A friend of mine asked yesterday
Why would a user want to control her own data? Isn’t it more efficient to have the data hold by large companies and what do large companies do that is undesirable? Lastly, how would you control your own data?
So why would I want to own my own data? As the richest person in Japan, Softbank CEO, Masayoshi Son put it
Your data will worth more than your car or house.
Data is the food for AI. To raise a smart AI, you need lots of data to feed it. Big tech companies now have monopoly in AI, not because startups are not smart enough, but because only googles and facebooks have the data.
Big Data is precise fortune telling. By analyzing data big enough, you can make much more precise business predictions, and a lot of money. That’s why many companies would want to buy data. Besides, by owning data big enough, one can tell who is your potential customer. Report said Facebook makes more than two dollars with each user’s data through ads.
Your data on the Internet is a virtual you, the virtual you knows you better than yourself, you can not remember exactly what you did or bought last year, but the virtual you knows. You should the one owns the virtual you, not somebody else.
The companies sometimes sell our data without our permission. Take Facebook as an example, privacy leaking scandal leads to great danger to the company. Users got angry, and Zuckerberg afraid, so earlier this year, on F8 conference, Facebook announced all the IM messages will be encrypted in a way that no body except the parties of the conversation can decrypt, in tech term, it is called E2EE, End-to-End-Encryption.

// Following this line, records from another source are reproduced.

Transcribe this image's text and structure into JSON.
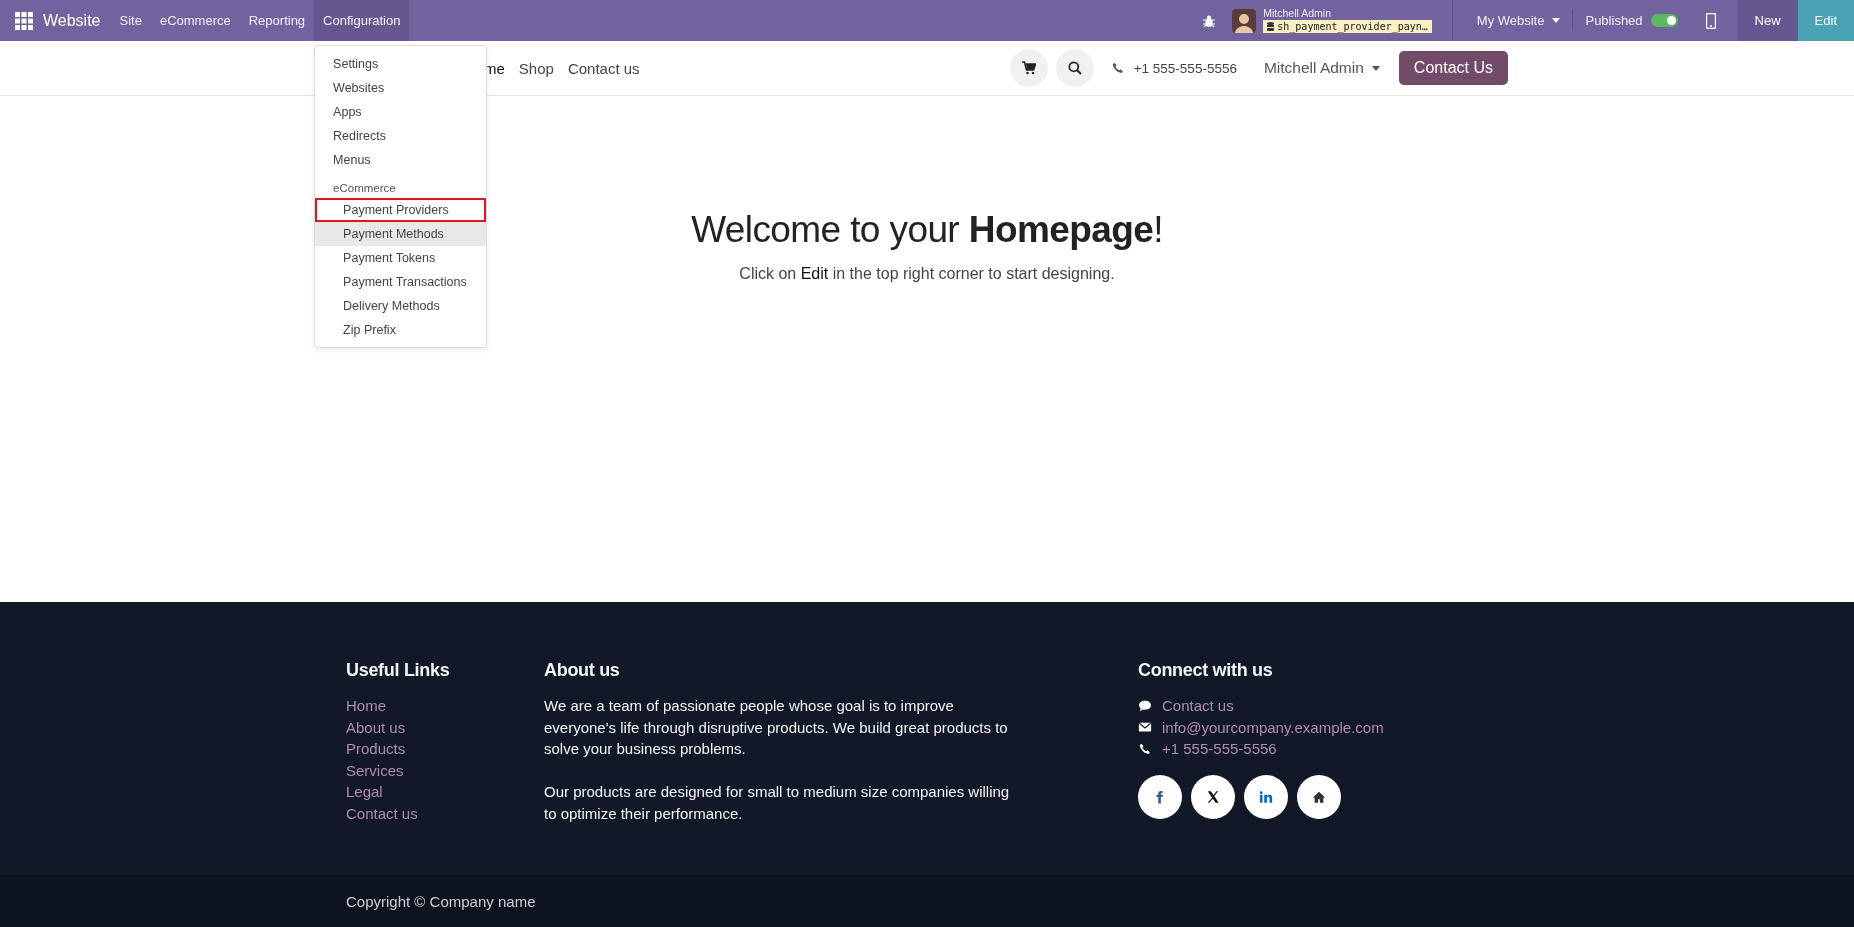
{
  "topbar": {
    "app_name": "Website",
    "menus": [
      {
        "label": "Site",
        "open": false
      },
      {
        "label": "eCommerce",
        "open": false
      },
      {
        "label": "Reporting",
        "open": false
      },
      {
        "label": "Configuration",
        "open": true
      }
    ],
    "user": {
      "name": "Mitchell Admin",
      "database": "sh_payment_provider_payn…"
    },
    "website_selector": "My Website",
    "published": {
      "label": "Published",
      "on": true
    },
    "buttons": [
      {
        "label": "New",
        "kind": "new"
      },
      {
        "label": "Edit",
        "kind": "edit"
      }
    ]
  },
  "config_menu": {
    "groups": [
      {
        "items": [
          {
            "label": "Settings",
            "hovered": false,
            "outlined": false
          },
          {
            "label": "Websites",
            "hovered": false,
            "outlined": false
          },
          {
            "label": "Apps",
            "hovered": false,
            "outlined": false
          },
          {
            "label": "Redirects",
            "hovered": false,
            "outlined": false
          },
          {
            "label": "Menus",
            "hovered": false,
            "outlined": false
          }
        ]
      },
      {
        "header": "eCommerce",
        "items": [
          {
            "label": "Payment Providers",
            "hovered": false,
            "outlined": true
          },
          {
            "label": "Payment Methods",
            "hovered": true,
            "outlined": false
          },
          {
            "label": "Payment Tokens",
            "hovered": false,
            "outlined": false
          },
          {
            "label": "Payment Transactions",
            "hovered": false,
            "outlined": false
          },
          {
            "label": "Delivery Methods",
            "hovered": false,
            "outlined": false
          },
          {
            "label": "Zip Prefix",
            "hovered": false,
            "outlined": false
          }
        ]
      }
    ]
  },
  "site_header": {
    "nav": [
      "me",
      "Shop",
      "Contact us"
    ],
    "phone": "+1 555-555-5556",
    "user": "Mitchell Admin",
    "cta": "Contact Us"
  },
  "hero": {
    "title": "Welcome to your **Homepage**!",
    "subtitle": "Click on **Edit** in the top right corner to start designing."
  },
  "footer": {
    "useful_links": {
      "title": "Useful Links",
      "links": [
        "Home",
        "About us",
        "Products",
        "Services",
        "Legal",
        "Contact us"
      ]
    },
    "about": {
      "title": "About us",
      "paragraphs": [
        "We are a team of passionate people whose goal is to improve everyone's life through disruptive products. We build great products to solve your business problems.",
        "Our products are designed for small to medium size companies willing to optimize their performance."
      ]
    },
    "connect": {
      "title": "Connect with us",
      "items": [
        {
          "kind": "chat",
          "text": "Contact us"
        },
        {
          "kind": "email",
          "text": "info@yourcompany.example.com"
        },
        {
          "kind": "phone",
          "text": "+1 555-555-5556"
        }
      ],
      "socials": [
        {
          "kind": "f"
        },
        {
          "kind": "x"
        },
        {
          "kind": "in"
        },
        {
          "kind": "home"
        }
      ]
    }
  },
  "copyright": "Copyright © Company name"
}
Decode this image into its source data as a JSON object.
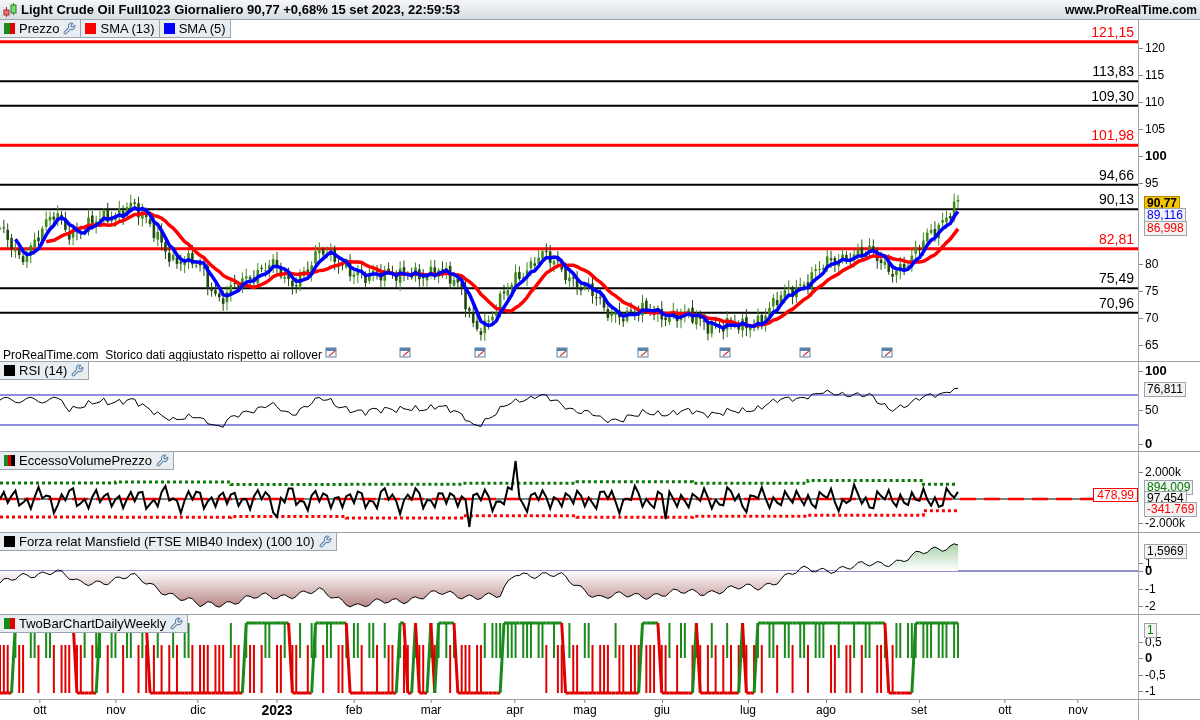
{
  "title_bar": {
    "title": "Light Crude Oil Full1023 Giornaliero 90,77 +0,68% 15 set 2023, 22:59:53",
    "website": "www.ProRealTime.com"
  },
  "price_panel": {
    "legend": [
      {
        "label": "Prezzo",
        "swatch": [
          {
            "color": "#1a8a1a"
          },
          {
            "color": "#e00000"
          }
        ],
        "settings": true
      },
      {
        "label": "SMA (13)",
        "swatch": [
          {
            "color": "#ff0000"
          }
        ],
        "settings": false
      },
      {
        "label": "SMA (5)",
        "swatch": [
          {
            "color": "#0000ff"
          }
        ],
        "settings": false
      }
    ],
    "levels": [
      {
        "label": "121,15",
        "color": "#ff0000"
      },
      {
        "label": "113,83",
        "color": "#000000"
      },
      {
        "label": "109,30",
        "color": "#000000"
      },
      {
        "label": "101,98",
        "color": "#ff0000"
      },
      {
        "label": "94,66",
        "color": "#000000"
      },
      {
        "label": "90,13",
        "color": "#000000"
      },
      {
        "label": "82,81",
        "color": "#ff0000"
      },
      {
        "label": "75,49",
        "color": "#000000"
      },
      {
        "label": "70,96",
        "color": "#000000"
      }
    ],
    "axis_ticks": [
      {
        "label": "120",
        "bold": false
      },
      {
        "label": "115",
        "bold": false
      },
      {
        "label": "110",
        "bold": false
      },
      {
        "label": "105",
        "bold": false
      },
      {
        "label": "100",
        "bold": true
      },
      {
        "label": "95",
        "bold": false
      },
      {
        "label": "80",
        "bold": false
      },
      {
        "label": "75",
        "bold": false
      },
      {
        "label": "70",
        "bold": false
      },
      {
        "label": "65",
        "bold": false
      }
    ],
    "value_tags": [
      {
        "label": "90,77",
        "kind": "last"
      },
      {
        "label": "89,116",
        "kind": "plain",
        "color": "#0000ff"
      },
      {
        "label": "86,998",
        "kind": "plain",
        "color": "#ff0000"
      }
    ],
    "note": "ProRealTime.com  Storico dati aggiustato rispetto ai rollover"
  },
  "indicator_panels": [
    {
      "kind": "rsi",
      "label": "RSI (14)",
      "swatch": [
        {
          "color": "#000000"
        }
      ],
      "settings": true,
      "axis_ticks": [
        {
          "label": "100",
          "bold": true
        },
        {
          "label": "50",
          "bold": false
        },
        {
          "label": "0",
          "bold": true
        }
      ],
      "value_tags": [
        {
          "label": "76,811",
          "kind": "plain",
          "color": "#000000"
        }
      ]
    },
    {
      "kind": "volume_excess",
      "label": "EccessoVolumePrezzo",
      "swatch": [
        {
          "color": "#1a8a1a"
        },
        {
          "color": "#e00000"
        },
        {
          "color": "#000000"
        }
      ],
      "settings": true,
      "axis_ticks": [
        {
          "label": "2.000k",
          "bold": false
        },
        {
          "label": "-2.000k",
          "bold": false
        }
      ],
      "value_tags": [
        {
          "label": "894.009",
          "kind": "plain",
          "color": "#008000"
        },
        {
          "label": "97.454",
          "kind": "plain",
          "color": "#000000"
        },
        {
          "label": "-341.769",
          "kind": "plain",
          "color": "#ff0000"
        }
      ],
      "level_tag": {
        "label": "478,99",
        "color": "#ff0000"
      }
    },
    {
      "kind": "relative_strength",
      "label": "Forza relat Mansfield (FTSE MIB40 Index) (100 10)",
      "swatch": [
        {
          "color": "#000000"
        }
      ],
      "settings": true,
      "axis_ticks": [
        {
          "label": "1",
          "bold": false
        },
        {
          "label": "0",
          "bold": true
        },
        {
          "label": "-1",
          "bold": false
        },
        {
          "label": "-2",
          "bold": false
        }
      ],
      "value_tags": [
        {
          "label": "1,5969",
          "kind": "plain",
          "color": "#000000"
        }
      ]
    },
    {
      "kind": "two_bar",
      "label": "TwoBarChartDailyWeekly",
      "swatch": [
        {
          "color": "#1a8a1a"
        },
        {
          "color": "#e00000"
        }
      ],
      "settings": true,
      "axis_ticks": [
        {
          "label": "0,5",
          "bold": false
        },
        {
          "label": "0",
          "bold": true
        },
        {
          "label": "-0,5",
          "bold": false
        },
        {
          "label": "-1",
          "bold": false
        }
      ],
      "value_tags": [
        {
          "label": "1",
          "kind": "plain",
          "color": "#008000"
        }
      ]
    }
  ],
  "x_axis": [
    {
      "label": "ott",
      "bold": false
    },
    {
      "label": "nov",
      "bold": false
    },
    {
      "label": "dic",
      "bold": false
    },
    {
      "label": "2023",
      "bold": true
    },
    {
      "label": "feb",
      "bold": false
    },
    {
      "label": "mar",
      "bold": false
    },
    {
      "label": "apr",
      "bold": false
    },
    {
      "label": "mag",
      "bold": false
    },
    {
      "label": "giu",
      "bold": false
    },
    {
      "label": "lug",
      "bold": false
    },
    {
      "label": "ago",
      "bold": false
    },
    {
      "label": "set",
      "bold": false
    },
    {
      "label": "ott",
      "bold": false
    },
    {
      "label": "nov",
      "bold": false
    }
  ]
}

The fact shows a dilemma for tech companies, they have all the intentions and skills to sell and use users’ data, but the users and law makers won’t let them to do so. User’s want to sell their data but they don’t own the data. This slow down the trading of data.
If the digital property right is clear, the data trading market will be much more efficient.
The fact that large companies rather than us own our data cause lots of issues, one of them is censorship against open speech.
We are now living in a small number of walled gardens. The Internet and Web was designed as a decentralized infrastructure for open speech. But the current reality is that it is very much centralized. Most people spend most of their time on Wechat or Facebook and a few more other walled gardens. They are private for-profit companies, and that’s turn out to be problematic. These large companies are easily censored. They are afraid of the censorship form the entity much more powerful and therefore cast even more strict rules to censor users’ content. Freedom of speech is lost.
Now the one million dollar question is how to do it, how can I hold my data, so that I can own it and sell it.
First of all, we need open standards and freedom to exit. Nowadays, all the data are locked by certain app. Say, even Facebook make all the data easily down-able for me, It’s still very much meaning-less, since the data format is only for the Facebook App, startups can not build products to compete with facebook, since if I switch to another app, all my friend connections will be lost. Therefore, 2020 US presidential candidate Andrew Yang’s Data Property Right Policy mentions
The right to download all data in a standardized format to port to another platform
Then users won’t be under the dictation of a certain App, and user can own their own data in a real way, cause they have the freedom to exit.
What needs to be done is to build more open standards within organizations like W3C, and the whole industry needs to build more infrastructures to support edge computing as an opposite to cloud computing. Edge means users’ own hardware, like PCs, phones or servers.
It may takes years to build everything needed to enable users to hold their own data without losing all the efficiency the large tech companies provide.
So, I really believe next generation of the internet will be decentralized, we will no longer live in the walled gardens. We with have the digital property rights to our own data.